(a) In the diagram, PQSR and SRYZ are parallelograms and PQYZ is a straight line. If /QY/ = 2cm and /RS/ = 3cm, find /PZ/.
(b) P and Q are two towns on the earth's surface on latitude 56°N. Thei longitudes are 25°E and 95°E respectively. Find the distance PQ along their parallel of latitude, correct to the nearest km. [Take radius of the earth as 6400km and \(\pi = \frac{22}{7}\)]
(a) Finding /PZ/
The diagram shows the parallelograms PQSR and SRYZ sharing the common side SR, with the points P, Q, Y, Z lying on one straight line in that order.

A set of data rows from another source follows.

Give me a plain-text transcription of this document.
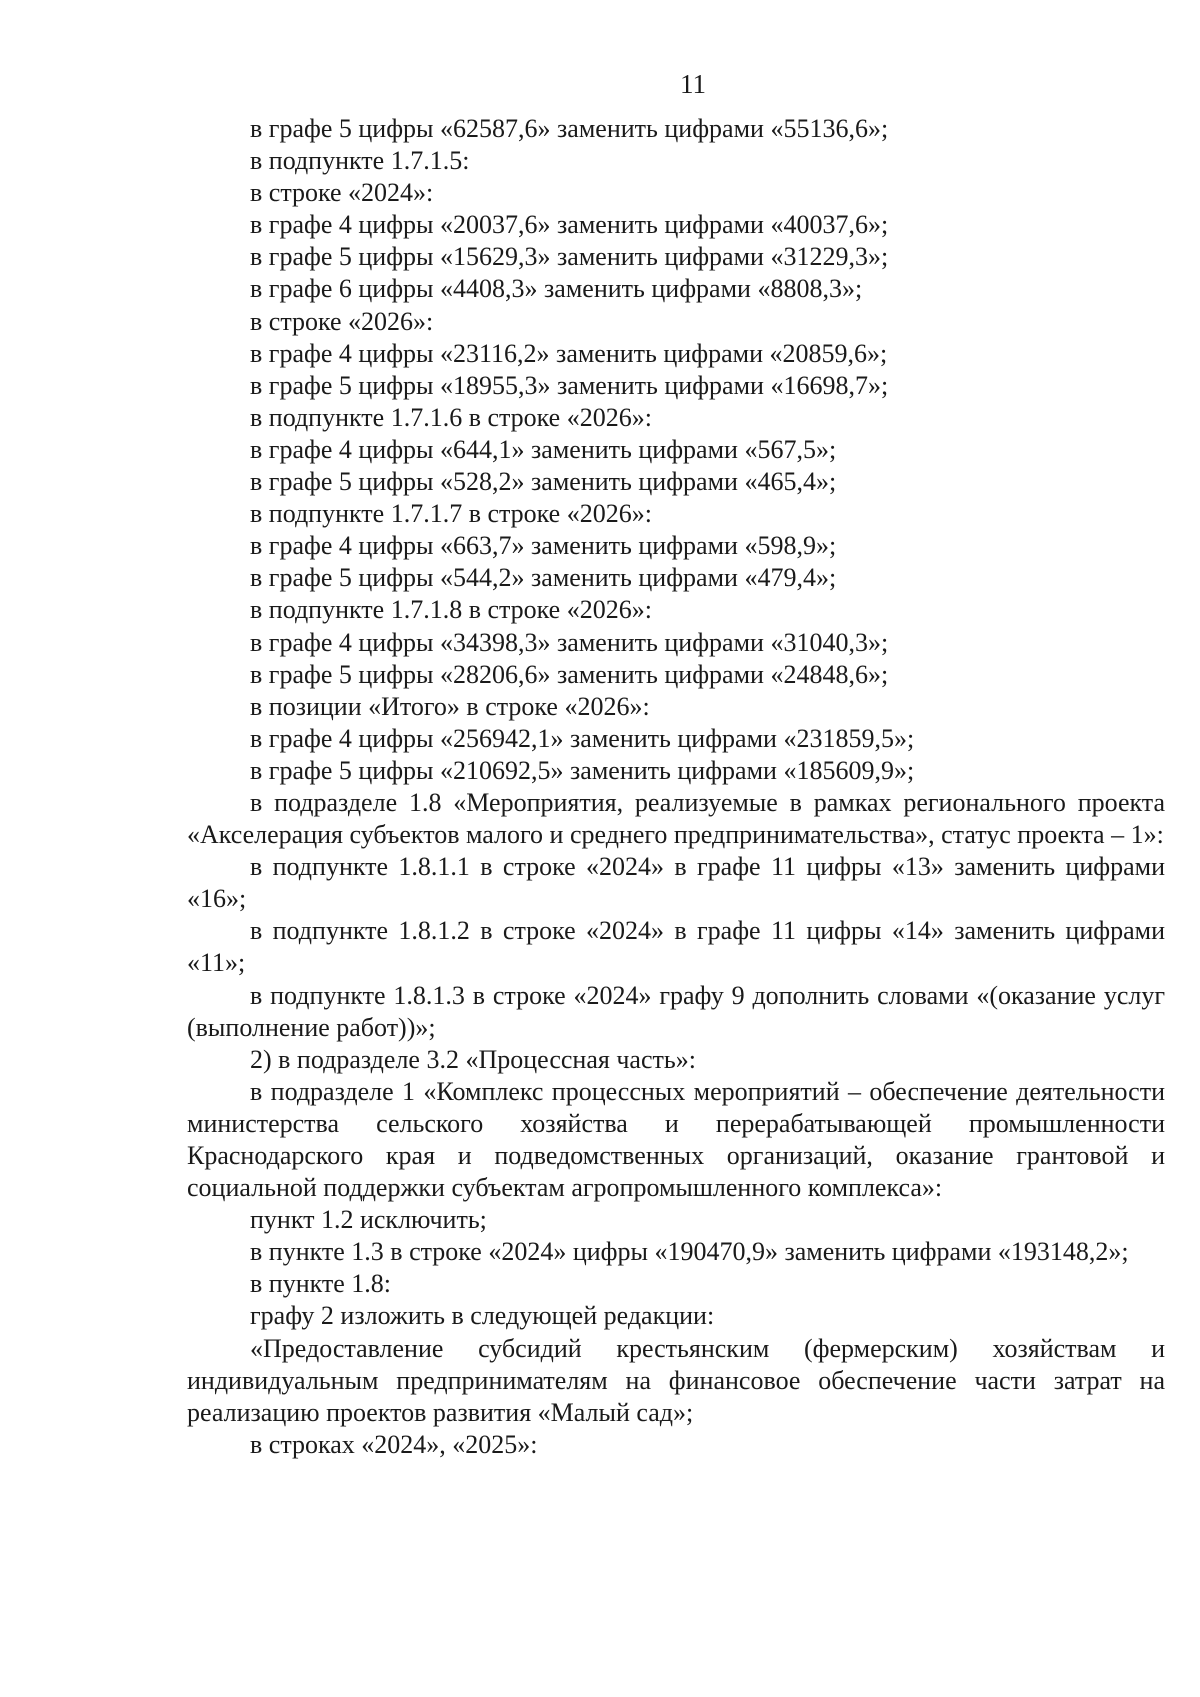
11
в графе 5 цифры «62587,6» заменить цифрами «55136,6»;
в подпункте 1.7.1.5:
в строке «2024»:
в графе 4 цифры «20037,6» заменить цифрами «40037,6»;
в графе 5 цифры «15629,3» заменить цифрами «31229,3»;
в графе 6 цифры «4408,3» заменить цифрами «8808,3»;
в строке «2026»:
в графе 4 цифры «23116,2» заменить цифрами «20859,6»;
в графе 5 цифры «18955,3» заменить цифрами «16698,7»;
в подпункте 1.7.1.6 в строке «2026»:
в графе 4 цифры «644,1» заменить цифрами «567,5»;
в графе 5 цифры «528,2» заменить цифрами «465,4»;
в подпункте 1.7.1.7 в строке «2026»:
в графе 4 цифры «663,7» заменить цифрами «598,9»;
в графе 5 цифры «544,2» заменить цифрами «479,4»;
в подпункте 1.7.1.8 в строке «2026»:
в графе 4 цифры «34398,3» заменить цифрами «31040,3»;
в графе 5 цифры «28206,6» заменить цифрами «24848,6»;
в позиции «Итого» в строке «2026»:
в графе 4 цифры «256942,1» заменить цифрами «231859,5»;
в графе 5 цифры «210692,5» заменить цифрами «185609,9»;
в подразделе 1.8 «Мероприятия, реализуемые в рамках регионального проекта «Акселерация субъектов малого и среднего предпринимательства», статус проекта – 1»:
в подпункте 1.8.1.1 в строке «2024» в графе 11 цифры «13» заменить цифрами «16»;
в подпункте 1.8.1.2 в строке «2024» в графе 11 цифры «14» заменить цифрами «11»;
в подпункте 1.8.1.3 в строке «2024» графу 9 дополнить словами «(оказание услуг (выполнение работ))»;
2) в подразделе 3.2 «Процессная часть»:
в подразделе 1 «Комплекс процессных мероприятий – обеспечение деятельности министерства сельского хозяйства и перерабатывающей промышленности Краснодарского края и подведомственных организаций, оказание грантовой и социальной поддержки субъектам агропромышленного комплекса»:
пункт 1.2 исключить;
в пункте 1.3 в строке «2024» цифры «190470,9» заменить цифрами «193148,2»;
в пункте 1.8:
графу 2 изложить в следующей редакции:
«Предоставление субсидий крестьянским (фермерским) хозяйствам и индивидуальным предпринимателям на финансовое обеспечение части затрат на реализацию проектов развития «Малый сад»;
в строках «2024», «2025»:
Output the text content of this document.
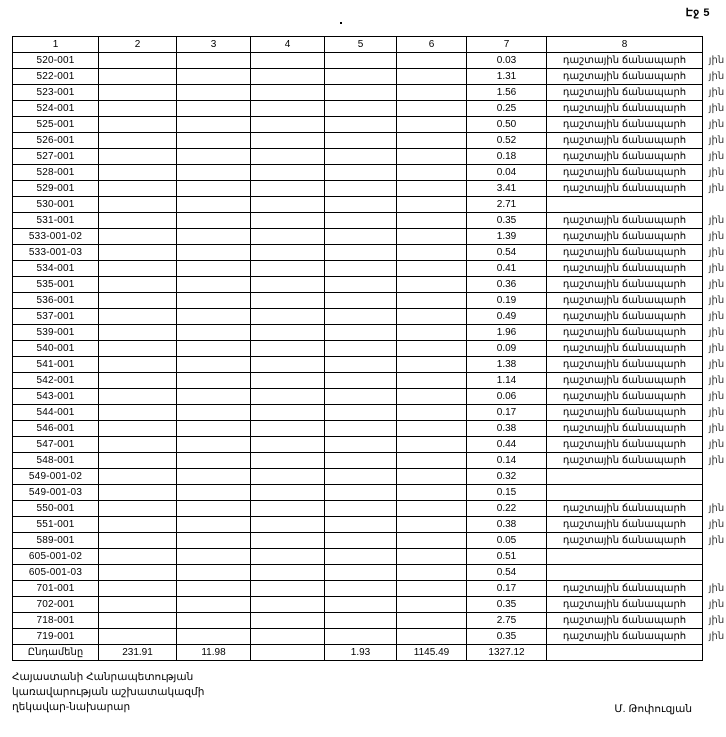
Էջ 5
1	2	3	4	5	6	7	8	
520-001						0.03	դաշտային ճանապարհ	յին
522-001						1.31	դաշտային ճանապարհ	յին
523-001						1.56	դաշտային ճանապարհ	յին
524-001						0.25	դաշտային ճանապարհ	յին
525-001						0.50	դաշտային ճանապարհ	յին
526-001						0.52	դաշտային ճանապարհ	յին
527-001						0.18	դաշտային ճանապարհ	յին
528-001						0.04	դաշտային ճանապարհ	յին
529-001						3.41	դաշտային ճանապարհ	յին
530-001						2.71		
531-001						0.35	դաշտային ճանապարհ	յին
533-001-02						1.39	դաշտային ճանապարհ	յին
533-001-03						0.54	դաշտային ճանապարհ	յին
534-001						0.41	դաշտային ճանապարհ	յին
535-001						0.36	դաշտային ճանապարհ	յին
536-001						0.19	դաշտային ճանապարհ	յին
537-001						0.49	դաշտային ճանապարհ	յին
539-001						1.96	դաշտային ճանապարհ	յին
540-001						0.09	դաշտային ճանապարհ	յին
541-001						1.38	դաշտային ճանապարհ	յին
542-001						1.14	դաշտային ճանապարհ	յին
543-001						0.06	դաշտային ճանապարհ	յին
544-001						0.17	դաշտային ճանապարհ	յին
546-001						0.38	դաշտային ճանապարհ	յին
547-001						0.44	դաշտային ճանապարհ	յին
548-001						0.14	դաշտային ճանապարհ	յին
549-001-02						0.32		
549-001-03						0.15		
550-001						0.22	դաշտային ճանապարհ	յին
551-001						0.38	դաշտային ճանապարհ	յին
589-001						0.05	դաշտային ճանապարհ	յին
605-001-02						0.51		
605-001-03						0.54		
701-001						0.17	դաշտային ճանապարհ	յին
702-001						0.35	դաշտային ճանապարհ	յին
718-001						2.75	դաշտային ճանապարհ	յին
719-001						0.35	դաշտային ճանապարհ	յին
Ընդամենը	231.91	11.98		1.93	1145.49	1327.12		
Հայաստանի Հանրապետության
կառավարության աշխատակազմի
ղեկավար-նախարար	Մ. Թոփուզյան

In a parallelogram opposite sides are equal, so:
- In parallelogram PQSR, side \(PQ\) is opposite side \(SR\), hence \(PQ = SR = 3\text{ cm}\).
- In parallelogram SRYZ, side \(ZY\) is opposite side \(SR\), hence \(ZY = SR = 3\text{ cm}\).
Since \(P, Q, Y, Z\) are collinear in that order:
\[ PZ = PQ + QY + YZ \]
\[ PZ = 3 + 2 + 3 = 8\text{ cm} \]
/PZ/ = 8 cm.
(b) Distance PQ along the parallel of latitude 56\(^{\circ}\)N
Both towns lie on latitude \(56^{\circ}\)N. Their longitudes are \(25^{\circ}\)E and \(95^{\circ}\)E, so the difference in longitude is:
\[ \theta = 95^{\circ} - 25^{\circ} = 70^{\circ} \]
The radius of the parallel of latitude is \(r = R\cos 56^{\circ}\), and the required distance is an arc of that parallel:
\[ PQ = \frac{\theta}{360^{\circ}} \times 2\pi R\cos 56^{\circ} \]
Substituting \(R = 6400\text{ km}\), \(\pi = \frac{22}{7}\) and \(\cos 56^{\circ} = 0.5592\):
\[ PQ = \frac{70}{360} \times 2 \times \frac{22}{7} \times 6400 \times 0.5592 \]
\[ PQ = \frac{70}{360} \times 40228.57 \times 0.5592 \]
\[ PQ = 0.19444 \times 40228.57 \times 0.5592 \approx 4374\text{ km} \]
Distance PQ \(\approx\) 4374 km (to the nearest km).